Martin Sheen on TV Violence: "There's So Little Children Can See"
The 'Grace & Frankie' star talks with THR about the impact dramatized violence has on young audiences.
Hollywood actor and political activist Martin Sheen says there's too much violence on TV, and too little "wholesome" family-friendly shows.
"There's so much violence on television these days, and there's so little that children can see, pre-teens particularly," Sheen, who is starring in Grace & Frankie for Netflix, told the Hollywood Reporter. "And there's little wholesome children's entertainment, and so much cynicism and violence and adult-type entertainment for children," he added.
Sheen this summer took time out from Grace & Frankie to play Matthew Cuthbert in Breakthrough Entertainment’s TV movie Lucy Maud Montgomery’s Anne Of Green Gables, which shot in Canada for YTV. He said the classic kids tale, based on the Anne of Green Gables series of novels, is better suited than adult fare for young viewers.
"I can't think of a better, a more wholesome thing for kids to see, because it really reflects the sensitivity and the ideal kind of childhood story that all young audiences can relate to it," said Sheen. The veteran Hollywood actor, who had a memorable run on Aaron Sorkin's White House drama The West Wing as President Bartlet, performed opposite Ella Ballentine as a young Anne Shirley.

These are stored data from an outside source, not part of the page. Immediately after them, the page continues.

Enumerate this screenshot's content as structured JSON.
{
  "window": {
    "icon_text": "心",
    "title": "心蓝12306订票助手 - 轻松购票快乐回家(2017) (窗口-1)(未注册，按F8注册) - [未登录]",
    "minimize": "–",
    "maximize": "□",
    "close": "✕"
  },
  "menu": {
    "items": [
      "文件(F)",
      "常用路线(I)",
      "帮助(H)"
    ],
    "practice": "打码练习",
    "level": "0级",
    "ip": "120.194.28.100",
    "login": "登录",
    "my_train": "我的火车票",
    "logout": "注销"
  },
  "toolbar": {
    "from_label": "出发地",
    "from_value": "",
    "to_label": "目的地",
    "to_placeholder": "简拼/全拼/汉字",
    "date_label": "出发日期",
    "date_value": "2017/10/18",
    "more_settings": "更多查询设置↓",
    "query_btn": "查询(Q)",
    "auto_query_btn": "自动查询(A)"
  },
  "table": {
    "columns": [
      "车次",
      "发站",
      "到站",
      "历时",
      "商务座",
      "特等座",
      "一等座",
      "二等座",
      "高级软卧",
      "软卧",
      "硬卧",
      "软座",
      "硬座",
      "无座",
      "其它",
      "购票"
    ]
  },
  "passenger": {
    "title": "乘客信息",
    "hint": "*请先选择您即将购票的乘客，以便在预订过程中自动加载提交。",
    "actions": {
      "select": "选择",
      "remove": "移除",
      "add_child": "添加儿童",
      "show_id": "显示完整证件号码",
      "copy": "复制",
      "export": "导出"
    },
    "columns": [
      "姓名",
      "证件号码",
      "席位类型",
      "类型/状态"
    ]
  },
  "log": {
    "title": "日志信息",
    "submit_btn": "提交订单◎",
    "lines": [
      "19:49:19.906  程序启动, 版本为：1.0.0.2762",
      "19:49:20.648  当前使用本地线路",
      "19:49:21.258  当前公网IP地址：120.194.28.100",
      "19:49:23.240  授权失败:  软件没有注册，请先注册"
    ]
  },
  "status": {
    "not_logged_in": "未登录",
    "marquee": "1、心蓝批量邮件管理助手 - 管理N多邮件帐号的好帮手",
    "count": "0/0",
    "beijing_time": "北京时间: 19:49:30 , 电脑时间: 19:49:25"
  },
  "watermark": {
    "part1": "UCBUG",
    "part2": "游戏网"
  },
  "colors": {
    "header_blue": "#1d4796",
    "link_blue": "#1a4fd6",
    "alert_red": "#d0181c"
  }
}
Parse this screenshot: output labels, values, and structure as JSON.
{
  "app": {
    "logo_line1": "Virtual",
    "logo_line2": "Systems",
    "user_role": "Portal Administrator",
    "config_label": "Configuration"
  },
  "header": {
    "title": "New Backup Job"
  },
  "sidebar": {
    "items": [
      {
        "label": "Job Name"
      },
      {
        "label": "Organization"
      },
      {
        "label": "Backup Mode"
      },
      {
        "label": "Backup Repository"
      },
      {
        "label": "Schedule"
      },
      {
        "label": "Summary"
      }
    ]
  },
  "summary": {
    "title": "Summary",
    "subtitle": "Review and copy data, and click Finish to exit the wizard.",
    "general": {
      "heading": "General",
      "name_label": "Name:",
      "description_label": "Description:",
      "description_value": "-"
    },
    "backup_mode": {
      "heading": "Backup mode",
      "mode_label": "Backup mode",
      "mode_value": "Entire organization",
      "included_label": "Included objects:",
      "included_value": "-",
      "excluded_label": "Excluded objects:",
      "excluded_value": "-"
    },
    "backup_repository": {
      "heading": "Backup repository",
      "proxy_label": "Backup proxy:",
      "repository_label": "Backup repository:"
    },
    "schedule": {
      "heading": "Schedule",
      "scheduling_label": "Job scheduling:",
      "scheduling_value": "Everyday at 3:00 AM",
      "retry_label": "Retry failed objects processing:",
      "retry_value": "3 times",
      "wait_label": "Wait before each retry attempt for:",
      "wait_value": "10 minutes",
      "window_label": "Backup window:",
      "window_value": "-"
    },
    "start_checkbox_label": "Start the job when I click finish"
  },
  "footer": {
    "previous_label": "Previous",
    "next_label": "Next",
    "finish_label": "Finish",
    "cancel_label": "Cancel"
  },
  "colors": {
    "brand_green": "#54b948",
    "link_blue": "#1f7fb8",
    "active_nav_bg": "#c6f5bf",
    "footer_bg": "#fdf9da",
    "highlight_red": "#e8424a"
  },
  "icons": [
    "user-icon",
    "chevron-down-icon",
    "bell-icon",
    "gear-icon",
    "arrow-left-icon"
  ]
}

"It was a such a nourishment. I'd forgotten how much fun it is to work with such a wonderful character, this old guy who lived an honest life, but has a deep yearning deep within his spirit to realize his life more fully, and this little girl brought that out," he explained. Sheen plays the shy brother of straight-laced Marilla Cuthbert (Sara Botsford) in the two-hour movie.
The brother and sister on their Prince Edward Island estate Green Gables take in Anne Shirley from an orphanage to serve in their household, and forge a bond that changes their lives forever. "You don't get that many chances to play these parts these days, old guys like me. We're usually confined to playing grandfathers and people who don't have a much of a contribution left to make," he explained.
"But this guy became in a real sense a father to her, and I just couldn't get over the sense of humanity that this piece offered, and that's rare for me," said Sheen.